Thursday, December 12, 2013

Home For Christmas






     I think that we can all relate to Clark Griswold in the movie "Griswold's Family Vacation." After doing everything in his power to have his family experience a 'good old fashioned family Christmas,' everything that can go wrong, does go wrong. Relatives bring unwanted and unruly pets into the home, the Christmas tree is set ablaze by cat chewed Christmas tree lights, and a rouge squirrel in the replacement tree causes a squirrel verses dog chase leaving the Griswold home almost uninhabitable! Because of this, the relatives decide to throw in the towel on this 'fun old fashioned Christmas.' Their giving up, prompts this (pastorally edited) rant from Clark:
 Where do you think you're going? Nobody's leaving. Nobody's walking out on this fun, old-fashioned family Christmas. No, no. We're all in this together. This is a full-blown, four-alarm holiday emergency here.
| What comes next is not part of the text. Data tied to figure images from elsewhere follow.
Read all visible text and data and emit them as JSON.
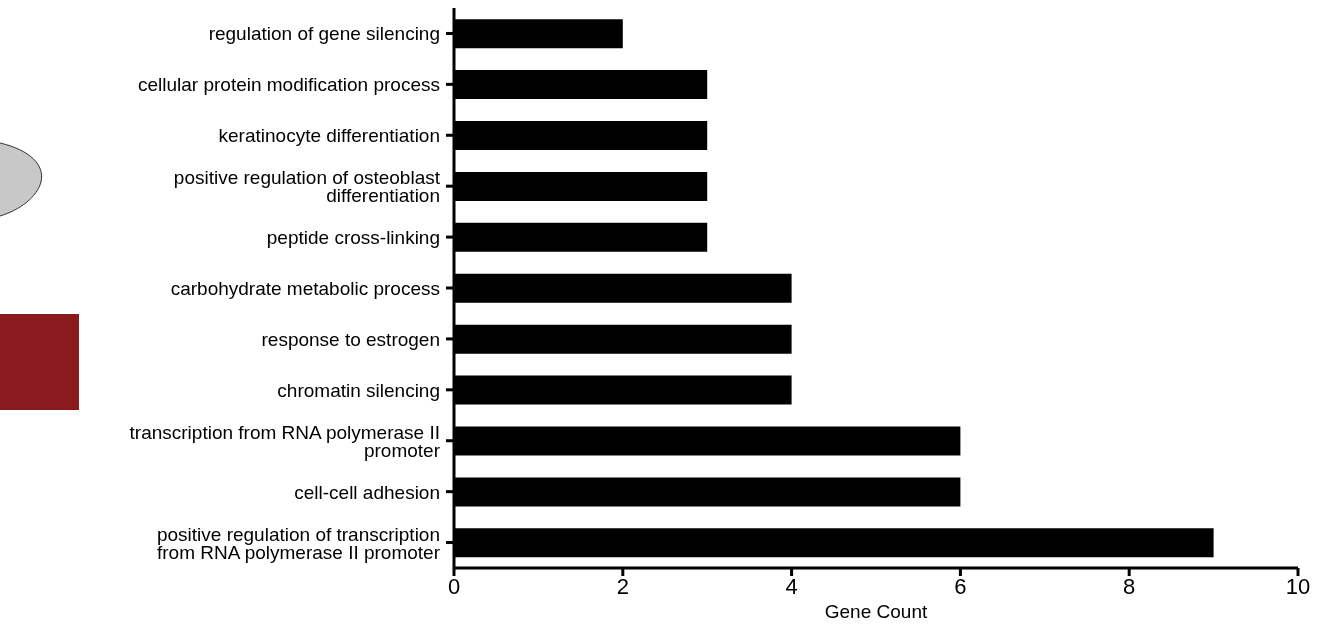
{
  "chart_data": {
    "type": "bar",
    "orientation": "horizontal",
    "xlabel": "Gene Count",
    "categories": [
      "regulation of gene silencing",
      "cellular protein modification process",
      "keratinocyte differentiation",
      "positive regulation of osteoblast differentiation",
      "peptide cross-linking",
      "carbohydrate metabolic process",
      "response to estrogen",
      "chromatin silencing",
      "transcription from RNA polymerase II promoter",
      "cell-cell adhesion",
      "positive regulation of transcription from RNA polymerase II promoter"
    ],
    "values": [
      2,
      3,
      3,
      3,
      3,
      4,
      4,
      4,
      6,
      6,
      9
    ],
    "color": "#000000",
    "xlim": [
      0,
      10
    ],
    "xticks": [
      0,
      2,
      4,
      6,
      8,
      10
    ],
    "grid": false,
    "legend": false
  }
}
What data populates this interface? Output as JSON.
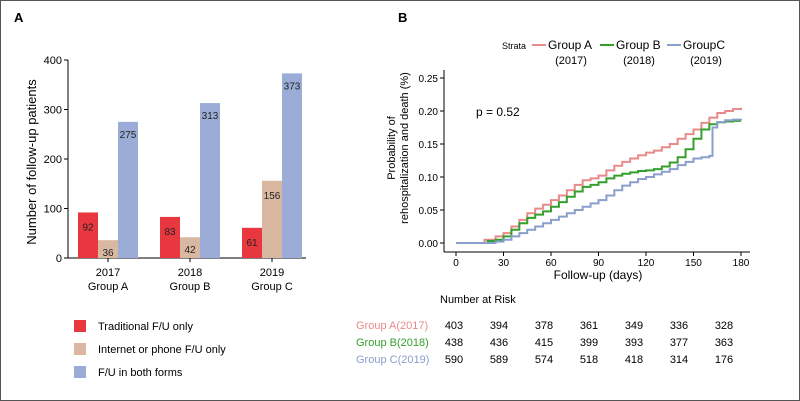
{
  "panel_a": {
    "label": "A",
    "chart_data": {
      "type": "bar",
      "ylabel": "Number of follow-up patients",
      "ylim": [
        0,
        400
      ],
      "yticks": [
        0,
        100,
        200,
        300,
        400
      ],
      "categories": [
        {
          "line1": "2017",
          "line2": "Group A"
        },
        {
          "line1": "2018",
          "line2": "Group B"
        },
        {
          "line1": "2019",
          "line2": "Group C"
        }
      ],
      "series": [
        {
          "name": "Traditional F/U only",
          "color": "#e8373f",
          "values": [
            92,
            83,
            61
          ]
        },
        {
          "name": "Internet or phone F/U only",
          "color": "#d9b8a2",
          "values": [
            36,
            42,
            156
          ]
        },
        {
          "name": "F/U in both forms",
          "color": "#9badd6",
          "values": [
            275,
            313,
            373
          ]
        }
      ],
      "legend": [
        {
          "label": "Traditional F/U only",
          "color": "#e8373f"
        },
        {
          "label": "Internet or phone F/U only",
          "color": "#d9b8a2"
        },
        {
          "label": "F/U in both forms",
          "color": "#9badd6"
        }
      ]
    }
  },
  "panel_b": {
    "label": "B",
    "chart_data": {
      "type": "line",
      "ylabel_line1": "Probability of",
      "ylabel_line2": "rehospitalization and death (%)",
      "xlabel": "Follow-up (days)",
      "xlim": [
        0,
        180
      ],
      "ylim": [
        0,
        0.25
      ],
      "xticks": [
        "0",
        "30",
        "60",
        "90",
        "120",
        "150",
        "180"
      ],
      "yticks": [
        "0.00",
        "0.05",
        "0.10",
        "0.15",
        "0.20",
        "0.25"
      ],
      "annotation": "p = 0.52",
      "strata_title": "Strata",
      "strata": [
        {
          "name": "Group A",
          "year": "(2017)",
          "color": "#e88a8a"
        },
        {
          "name": "Group B",
          "year": "(2018)",
          "color": "#33a02c"
        },
        {
          "name": "GroupC",
          "year": "(2019)",
          "color": "#8a9fcc"
        }
      ],
      "series": [
        {
          "name": "Group A (2017)",
          "color": "#e88a8a",
          "x": [
            0,
            12,
            18,
            25,
            30,
            35,
            40,
            45,
            50,
            55,
            60,
            65,
            70,
            75,
            80,
            85,
            90,
            95,
            100,
            105,
            110,
            115,
            120,
            125,
            130,
            135,
            140,
            145,
            150,
            155,
            160,
            165,
            170,
            175,
            180
          ],
          "y": [
            0,
            0,
            0.005,
            0.01,
            0.015,
            0.025,
            0.035,
            0.045,
            0.052,
            0.058,
            0.065,
            0.072,
            0.08,
            0.088,
            0.095,
            0.098,
            0.102,
            0.11,
            0.117,
            0.123,
            0.128,
            0.133,
            0.137,
            0.14,
            0.145,
            0.15,
            0.158,
            0.165,
            0.172,
            0.182,
            0.19,
            0.197,
            0.2,
            0.203,
            0.205
          ]
        },
        {
          "name": "Group B (2018)",
          "color": "#33a02c",
          "x": [
            0,
            15,
            20,
            25,
            30,
            35,
            40,
            45,
            50,
            55,
            60,
            65,
            70,
            75,
            80,
            85,
            90,
            95,
            100,
            105,
            110,
            115,
            120,
            125,
            130,
            135,
            140,
            145,
            150,
            155,
            160,
            165,
            170,
            175,
            180
          ],
          "y": [
            0,
            0,
            0.003,
            0.005,
            0.01,
            0.02,
            0.03,
            0.038,
            0.043,
            0.048,
            0.055,
            0.062,
            0.07,
            0.078,
            0.085,
            0.088,
            0.092,
            0.098,
            0.102,
            0.105,
            0.107,
            0.109,
            0.11,
            0.112,
            0.116,
            0.122,
            0.13,
            0.142,
            0.158,
            0.172,
            0.18,
            0.183,
            0.184,
            0.185,
            0.185
          ]
        },
        {
          "name": "Group C (2019)",
          "color": "#8a9fcc",
          "x": [
            0,
            20,
            25,
            30,
            35,
            40,
            45,
            50,
            55,
            60,
            65,
            70,
            75,
            80,
            85,
            90,
            95,
            100,
            105,
            110,
            115,
            120,
            125,
            130,
            135,
            140,
            145,
            150,
            155,
            160,
            162,
            165,
            170,
            175,
            180
          ],
          "y": [
            0,
            0,
            0.002,
            0.005,
            0.01,
            0.015,
            0.02,
            0.025,
            0.03,
            0.035,
            0.04,
            0.045,
            0.05,
            0.055,
            0.06,
            0.065,
            0.072,
            0.08,
            0.087,
            0.092,
            0.097,
            0.1,
            0.104,
            0.108,
            0.112,
            0.118,
            0.123,
            0.128,
            0.13,
            0.132,
            0.175,
            0.183,
            0.186,
            0.187,
            0.188
          ]
        }
      ]
    },
    "risk_table": {
      "title": "Number at Risk",
      "rows": [
        {
          "label": "Group   A(2017)",
          "color": "#e88a8a",
          "values": [
            "403",
            "394",
            "378",
            "361",
            "349",
            "336",
            "328"
          ]
        },
        {
          "label": "Group   B(2018)",
          "color": "#33a02c",
          "values": [
            "438",
            "436",
            "415",
            "399",
            "393",
            "377",
            "363"
          ]
        },
        {
          "label": "Group   C(2019)",
          "color": "#8a9fcc",
          "values": [
            "590",
            "589",
            "574",
            "518",
            "418",
            "314",
            "176"
          ]
        }
      ]
    }
  }
}
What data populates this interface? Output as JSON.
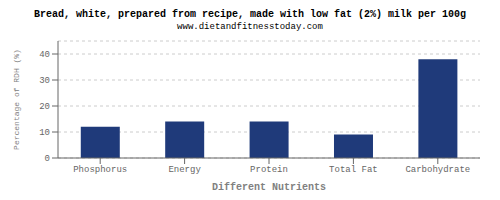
{
  "chart_data": {
    "type": "bar",
    "title": "Bread, white, prepared from recipe, made with low fat (2%) milk per 100g",
    "subtitle": "www.dietandfitnesstoday.com",
    "categories": [
      "Phosphorus",
      "Energy",
      "Protein",
      "Total Fat",
      "Carbohydrate"
    ],
    "values": [
      12,
      14,
      14,
      9,
      38
    ],
    "color": "#1F3A7A",
    "xlabel": "Different Nutrients",
    "ylabel": "Percentage of RDH (%)",
    "ylim": [
      0,
      45
    ],
    "yticks": [
      0,
      10,
      20,
      30,
      40
    ],
    "grid": true
  }
}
We're gonna press on, and we're gonna have the hap, hap, happiest Christmas since Bing Crosby tap-danced with Danny (bleep) Kaye. And when Santa squeezes his fat white (caboose) down that chimney tonight, he's gonna find the jolliest bunch of (folks) this side of the nuthouse.
    In the same way, we try and try to capture this magical feeling  with some forced family fun and it never lives up to our expectations. However, are these expectations the one's we ought to have? Is this what the very first Christmas looked like? In the opening chapters of Luke, we find the story of the first Christmas and it is not nearly as shiny, pristine, and perfect as our expectations normally are.
    A poor, unwed, teenager, becomes very unexpectedly pregnant. Despite the social, religious, and legal rejection that it carried, Mary and Joseph (with a little angelic help) decide to continue their engagement and traverse the difficult road from Nazareth to Bethlehem. Mary is very pregnant and all the homes very full. Mary is forced to deliver Jesus, Love's pure light, in a dirty and smelly manger, where the animals were kept. To say this was a messy and un-pristine way for God to come to earth would be the understatement of the millennium!
     There has only been one person in the history of creation to be able to choose where He was born, Jesus Christ! He did not choose to make his home for that first Christmas a perfect, pristine and mess free family. Instead, He made His home among us in the dirty, gritty, and very messy stuff of our lives. If any of us are experiencing a full blown, four alarm, holiday emergency, take heart. The angel in Luke 2 reminds us all that even in the messiness of Bethlehem, and our lives,  the Lord gives us "good news that willcause great joy for all the people!" This is the news of the arrival of a Savior that does not wait for us to have our lives all figured out. Instead, He is a Savior who is our Emmanuel (God with us) in the midst of our messy, chaotic, and sometimes unpredictable lives.
     As we come home for Christmas, let us consider the fact that Christmas is not our birthday, it is Jesus' birthday. Let us consider how to honor Him by sacrificially giving to others just as He sacrificially gave Himself so that we might have life and have it abundantly!


Many Christmas Blessings  from our family to yours!